WASHINGTON — SpaceX’s seventh Starship/Super Heavy test flight ended prematurely Jan. 16 when the Starship upper stage was apparently lost while ascending into space.
The vehicle lifted off from SpaceX’s Starbase test site at Boca Chica, Texas, at 5:37 p.m. Eastern. The Super Heavy booster ignited its 33 Raptor engines, sending the vehicle into clear skies.
The booster separated about two minutes and 45 seconds after liftoff and headed back towards Starbase. It returned to the launch pad where “chopstick” mechanical arms attached to the sides of the tower caught the booster seven minutes after liftoff, repeating a feat first performed on the vehicle’s fifth flight in October.

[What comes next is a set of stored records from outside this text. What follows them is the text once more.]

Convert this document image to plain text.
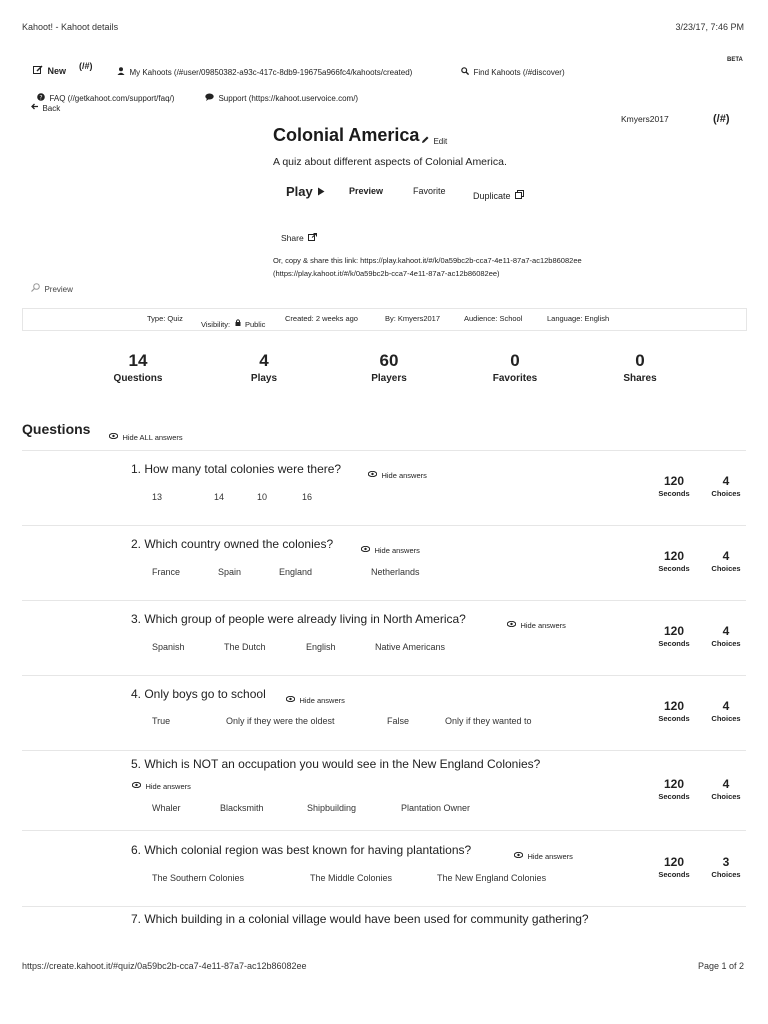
Kahoot! - Kahoot details	3/23/17, 7:46 PM
New (/#)
My Kahoots (/#user/09850382-a93c-417c-8db9-19675a966fc4/kahoots/created)	Find Kahoots (/#discover)
BETA
? FAQ (//getkahoot.com/support/faq/)	Support (https://kahoot.uservoice.com/)
Back
Colonial America	Edit
Kmyers2017	(/#)
A quiz about different aspects of Colonial America.
Play	Preview	Favorite	Duplicate
Share
Or, copy & share this link: https://play.kahoot.it/#/k/0a59bc2b-cca7-4e11-87a7-ac12b86082ee
(https://play.kahoot.it/#/k/0a59bc2b-cca7-4e11-87a7-ac12b86082ee)
Preview
Type: Quiz
Visibility: Public
Created: 2 weeks ago	By: Kmyers2017	Audience: School	Language: English
14
Questions
4
Plays
60
Players
0
Favorites
0
Shares
Questions
Hide ALL answers
1. How many total colonies were there?	Hide answers
13	14	10	16
120
Seconds
4
Choices
2. Which country owned the colonies?	Hide answers
France	Spain	England	Netherlands
120
Seconds
4
Choices
3. Which group of people were already living in North America?	Hide answers
Spanish	The Dutch	English	Native Americans
120
Seconds
4
Choices
4. Only boys go to school	Hide answers
True	Only if they were the oldest	False	Only if they wanted to
120
Seconds
4
Choices
5. Which is NOT an occupation you would see in the New England Colonies?
Hide answers
Whaler	Blacksmith	Shipbuilding	Plantation Owner
120
Seconds
4
Choices
6. Which colonial region was best known for having plantations?	Hide answers
The Southern Colonies	The Middle Colonies	The New England Colonies
120
Seconds
3
Choices
7. Which building in a colonial village would have been used for community gathering?
https://create.kahoot.it/#quiz/0a59bc2b-cca7-4e11-87a7-ac12b86082ee	Page 1 of 2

While the booster returned, Starship continued to ascend. However, onscreen telemetry showed one of the six Raptor engines on Starship shut down seven minutes and 40 seconds after liftoff, followed by two more engines roughly 20 seconds later. By eight minutes and 25 seconds after liftoff only one Raptor engine was firing, according to the display, and the vehicle’s speed and altitude were no longer updating.
“We had an anomaly with that upper stage,” Dan Huot, one of the hosts of the SpaceX webcast of the launch, said minutes later. “At this point, we are assuming that the ship has been lost.” SpaceX confirmed minutes later that the vehicle had been lost. Video soon appeared on social media showing what may be debris from the vehicle burning up and falling over the Turks and Caicos.